Andy on Enterprise Software

Squaring the MDM circle

April 7, 2008

Jill Dyche raises an important point about the how companies are tackling MDM. She mentions the “random acts of MDM” that are done in isolation in a particular business area, or involving a particular data domain, which are unlikely to evolve into an enterprise-wide MDM solution.

The tricky issue that companies face is that MDM is a genuinely large-scale endeavour, and because we all know how well giant enterprise projects usually go, they are understandably reluctant to take on an enterprise-wide project. Instead they pick off an easier piece, such as one particular data type, or perhaps a broader set of master data types but only in a subset of the enterprise, say across one division. As Jill says, such isolated initiatives won’t in themselves magically grow into enterprise MDM. There is a further danger in disconnected initiatives. At this point the vendor technology out there is at very different stages of maturity depending on what kind of data you want to tackle, and on what scale. Some vendors have a well proven customer hub technology, but with limited experience in tackling product data (and may lack key functionality to do this e.g. attribute inheritance) and usually have very limited ideas about business process workflow and data governance support. Other vendors from the PIM or the analytic MDM world usually have much better business workflow support, yet may have limited scalability e.g. you it would be a brave person who tried doing a 100 million record customer hub using a PIM product. The vendors with a CDI heritage are adding more workflow capability, and the PIM and analytic MDM vendors are working on scalability, but these are works in progress rather than completed and tested features and functions. Hence separate initiatives may end up using different technologies due to the demands of a particular area, and it would be easy to end up with one technology to handle product data, another for customer data, and maybe another where analytics were the driver.

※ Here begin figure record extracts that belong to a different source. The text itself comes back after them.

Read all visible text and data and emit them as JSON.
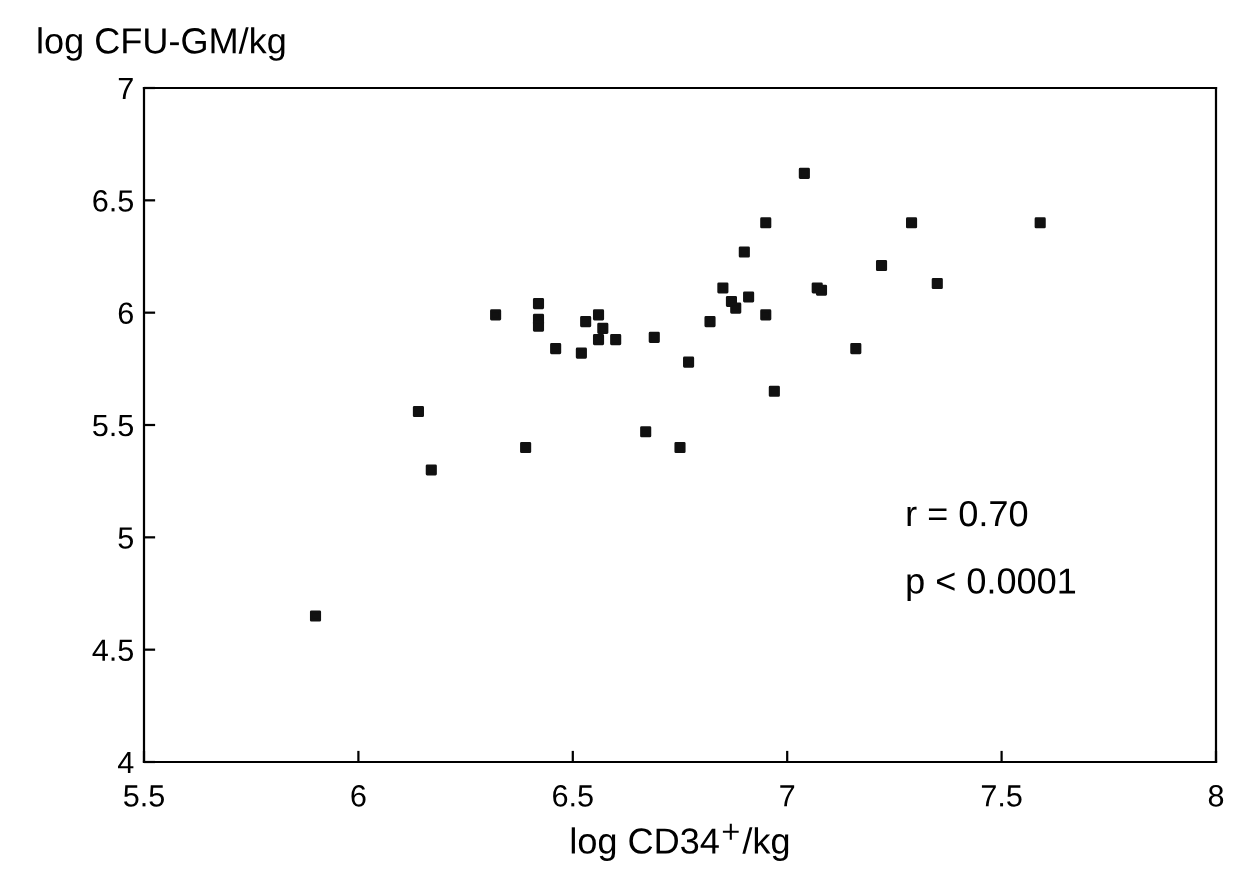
{
  "chart_data": {
    "type": "scatter",
    "xlabel": "log CD34$^{+}$/kg",
    "ylabel": "log CFU-GM/kg",
    "x": [
      5.9,
      6.14,
      6.17,
      6.32,
      6.39,
      6.42,
      6.42,
      6.42,
      6.46,
      6.52,
      6.53,
      6.56,
      6.56,
      6.57,
      6.6,
      6.67,
      6.69,
      6.75,
      6.77,
      6.82,
      6.85,
      6.87,
      6.88,
      6.9,
      6.91,
      6.95,
      6.95,
      6.97,
      7.04,
      7.07,
      7.08,
      7.16,
      7.22,
      7.29,
      7.35,
      7.59
    ],
    "values": [
      4.65,
      5.56,
      5.3,
      5.99,
      5.4,
      6.04,
      5.97,
      5.94,
      5.84,
      5.82,
      5.96,
      5.99,
      5.88,
      5.93,
      5.88,
      5.47,
      5.89,
      5.4,
      5.78,
      5.96,
      6.11,
      6.05,
      6.02,
      6.27,
      6.07,
      5.99,
      6.4,
      5.65,
      6.62,
      6.11,
      6.1,
      5.84,
      6.21,
      6.4,
      6.13,
      6.4
    ],
    "color": "#111111",
    "marker": "square",
    "xlim": [
      5.5,
      8
    ],
    "xticks": [
      5.5,
      6,
      6.5,
      7,
      7.5,
      8
    ],
    "ylim": [
      4,
      7
    ],
    "yticks": [
      4,
      4.5,
      5,
      5.5,
      6,
      6.5,
      7
    ],
    "annotations": [
      "r = 0.70",
      "p < 0.0001"
    ]
  }
}
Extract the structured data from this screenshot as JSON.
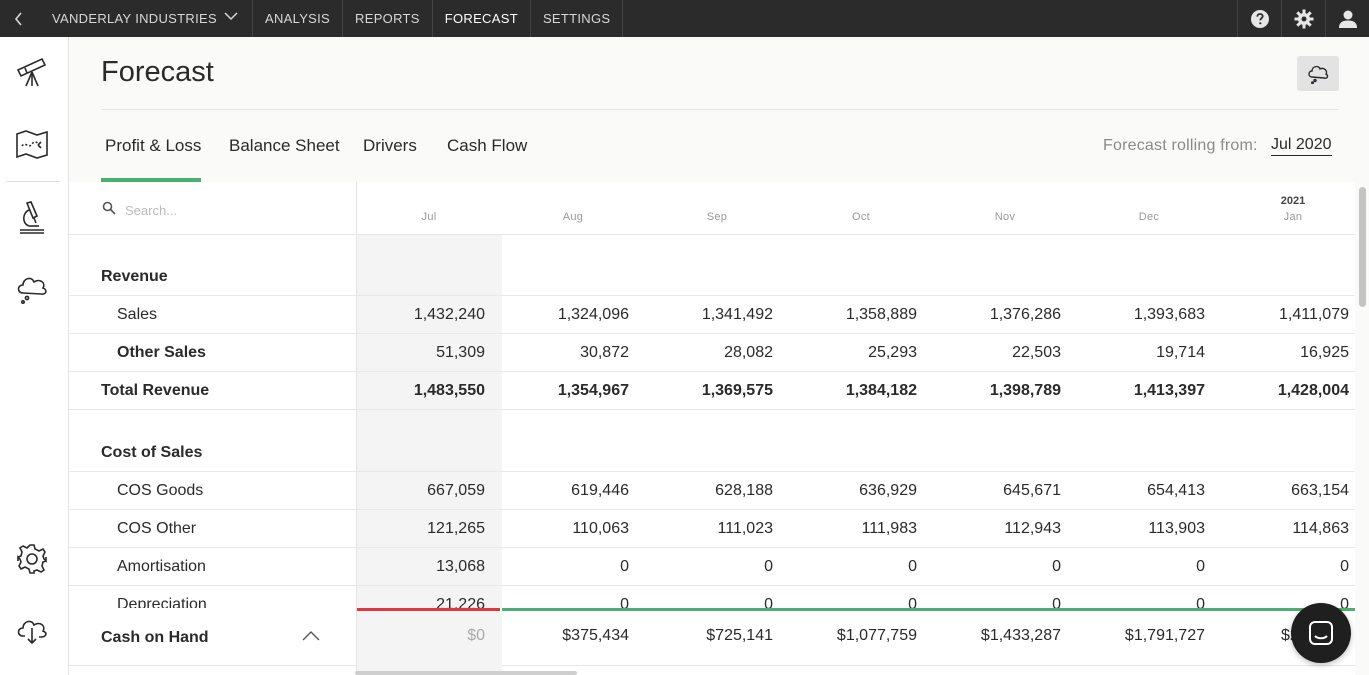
{
  "topbar": {
    "company": "VANDERLAY INDUSTRIES",
    "nav": [
      "ANALYSIS",
      "REPORTS",
      "FORECAST",
      "SETTINGS"
    ],
    "active": "FORECAST"
  },
  "page": {
    "title": "Forecast",
    "tabs": [
      "Profit & Loss",
      "Balance Sheet",
      "Drivers",
      "Cash Flow"
    ],
    "active_tab": "Profit & Loss",
    "rolling_label": "Forecast rolling from:",
    "rolling_value": "Jul 2020"
  },
  "grid": {
    "search_placeholder": "Search...",
    "year_label": "2021",
    "months": [
      "Jul",
      "Aug",
      "Sep",
      "Oct",
      "Nov",
      "Dec",
      "Jan"
    ],
    "sections": [
      {
        "title": "Revenue"
      },
      {
        "title": "Cost of Sales"
      }
    ],
    "rows": [
      {
        "label": "Sales",
        "style": "sub",
        "values": [
          "1,432,240",
          "1,324,096",
          "1,341,492",
          "1,358,889",
          "1,376,286",
          "1,393,683",
          "1,411,079"
        ]
      },
      {
        "label": "Other Sales",
        "style": "sub-bold",
        "values": [
          "51,309",
          "30,872",
          "28,082",
          "25,293",
          "22,503",
          "19,714",
          "16,925"
        ]
      },
      {
        "label": "Total Revenue",
        "style": "total",
        "values": [
          "1,483,550",
          "1,354,967",
          "1,369,575",
          "1,384,182",
          "1,398,789",
          "1,413,397",
          "1,428,004"
        ]
      },
      {
        "label": "COS Goods",
        "style": "sub",
        "values": [
          "667,059",
          "619,446",
          "628,188",
          "636,929",
          "645,671",
          "654,413",
          "663,154"
        ]
      },
      {
        "label": "COS Other",
        "style": "sub",
        "values": [
          "121,265",
          "110,063",
          "111,023",
          "111,983",
          "112,943",
          "113,903",
          "114,863"
        ]
      },
      {
        "label": "Amortisation",
        "style": "sub",
        "values": [
          "13,068",
          "0",
          "0",
          "0",
          "0",
          "0",
          "0"
        ]
      },
      {
        "label": "Depreciation",
        "style": "sub",
        "values": [
          "21,226",
          "0",
          "0",
          "0",
          "0",
          "0",
          "0"
        ]
      }
    ],
    "cash_on_hand": {
      "label": "Cash on Hand",
      "values": [
        "$0",
        "$375,434",
        "$725,141",
        "$1,077,759",
        "$1,433,287",
        "$1,791,727",
        "$2,"
      ]
    }
  },
  "icons": {
    "back": "chevron-left-icon",
    "company_dropdown": "chevron-down-icon",
    "help": "help-icon",
    "settings": "gear-icon",
    "user": "user-icon",
    "sidebar": [
      "telescope-icon",
      "map-icon",
      "microscope-icon",
      "cloud-icon",
      "gear-icon",
      "cloud-download-icon"
    ],
    "comment": "comment-icon",
    "chat": "chat-icon"
  },
  "colors": {
    "topbar_bg": "#2b2b2b",
    "accent_green": "#4caf72",
    "negative_red": "#e0383e"
  }
}
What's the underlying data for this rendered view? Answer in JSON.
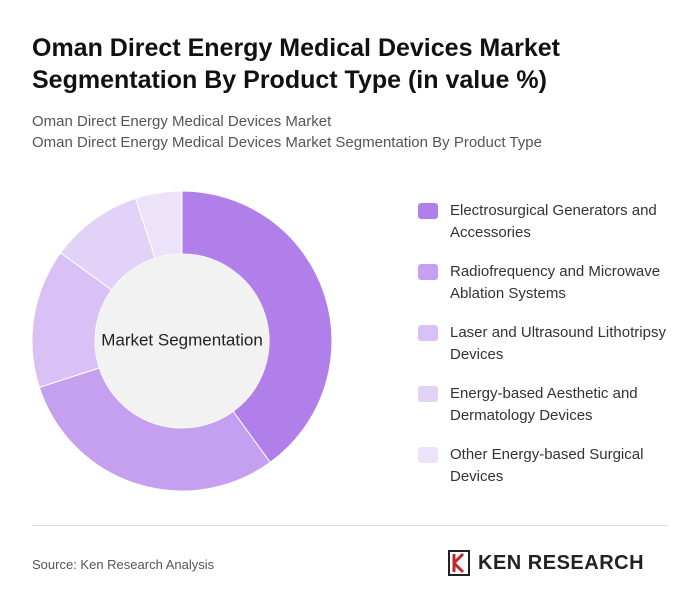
{
  "chart_data": {
    "type": "donut",
    "title": "Oman Direct Energy Medical Devices Market Segmentation By Product Type (in value %)",
    "subtitle": [
      "Oman Direct Energy Medical Devices Market",
      "Oman Direct Energy Medical Devices Market Segmentation By Product Type"
    ],
    "center_label": "Market Segmentation",
    "categories": [
      "Electrosurgical Generators and Accessories",
      "Radiofrequency and Microwave Ablation Systems",
      "Laser and Ultrasound Lithotripsy Devices",
      "Energy-based Aesthetic and Dermatology Devices",
      "Other Energy-based Surgical Devices"
    ],
    "values": [
      40,
      30,
      15,
      10,
      5
    ],
    "colors": [
      "#b07fea",
      "#c5a0f0",
      "#d9c1f5",
      "#e3d2f8",
      "#ece2fa"
    ],
    "source": "Source: Ken Research Analysis",
    "logo": "KEN RESEARCH"
  }
}
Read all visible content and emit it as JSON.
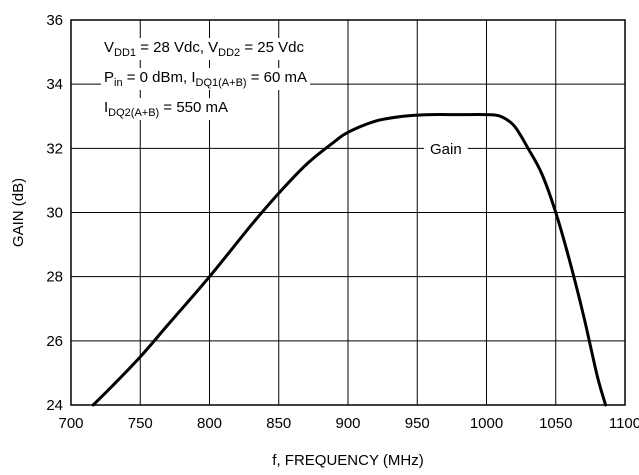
{
  "chart_data": {
    "type": "line",
    "xlabel": "f, FREQUENCY (MHz)",
    "ylabel": "GAIN (dB)",
    "xlim": [
      700,
      1100
    ],
    "ylim": [
      24,
      36
    ],
    "x_ticks": [
      "700",
      "750",
      "800",
      "850",
      "900",
      "950",
      "1000",
      "1050",
      "1100"
    ],
    "y_ticks": [
      "24",
      "26",
      "28",
      "30",
      "32",
      "34",
      "36"
    ],
    "grid": true,
    "series": [
      {
        "name": "Gain",
        "x": [
          716,
          730,
          750,
          770,
          800,
          830,
          850,
          870,
          890,
          900,
          920,
          940,
          960,
          980,
          1000,
          1010,
          1020,
          1030,
          1040,
          1050,
          1060,
          1070,
          1080,
          1086
        ],
        "y": [
          24.0,
          24.6,
          25.5,
          26.5,
          28.0,
          29.6,
          30.6,
          31.5,
          32.2,
          32.5,
          32.85,
          33.0,
          33.05,
          33.05,
          33.05,
          33.0,
          32.7,
          32.0,
          31.2,
          30.0,
          28.5,
          26.8,
          24.9,
          24.0
        ]
      }
    ],
    "annotations": {
      "curve_label": "Gain",
      "conditions": [
        [
          {
            "t": "V"
          },
          {
            "t": "DD1",
            "sub": true
          },
          {
            "t": " = 28 Vdc, V"
          },
          {
            "t": "DD2",
            "sub": true
          },
          {
            "t": " = 25 Vdc"
          }
        ],
        [
          {
            "t": "P"
          },
          {
            "t": "in",
            "sub": true
          },
          {
            "t": " = 0 dBm, I"
          },
          {
            "t": "DQ1(A+B)",
            "sub": true
          },
          {
            "t": " = 60 mA"
          }
        ],
        [
          {
            "t": "I"
          },
          {
            "t": "DQ2(A+B)",
            "sub": true
          },
          {
            "t": " = 550 mA"
          }
        ]
      ]
    }
  }
}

In my view you need to combine an enterprise-wide vision with a practical, bite-sized approach i.e. thing big but start small. You can build a broad enterprise strategy that encompasses data governance processes for example, even if you decide to build out actual master data hubs in a stepwise fashion, beginning with certain high value data domains or company divisions that can best benefit form improve master data. However you need to keep the big picture in mind in order to avoid (or minimise) duplicate technology investments that may prove hard to fit together. There are no magic bullets here, but enterprise architects need to put in place the processes and broad strategy that will lead to a better master data in the long term ,even if the technology to deliver across the enterprise is only partly here today. Setting up proper data governance, and getting business people committed to it, should have real benefits and will be valid efforts whatever technologies are deployed.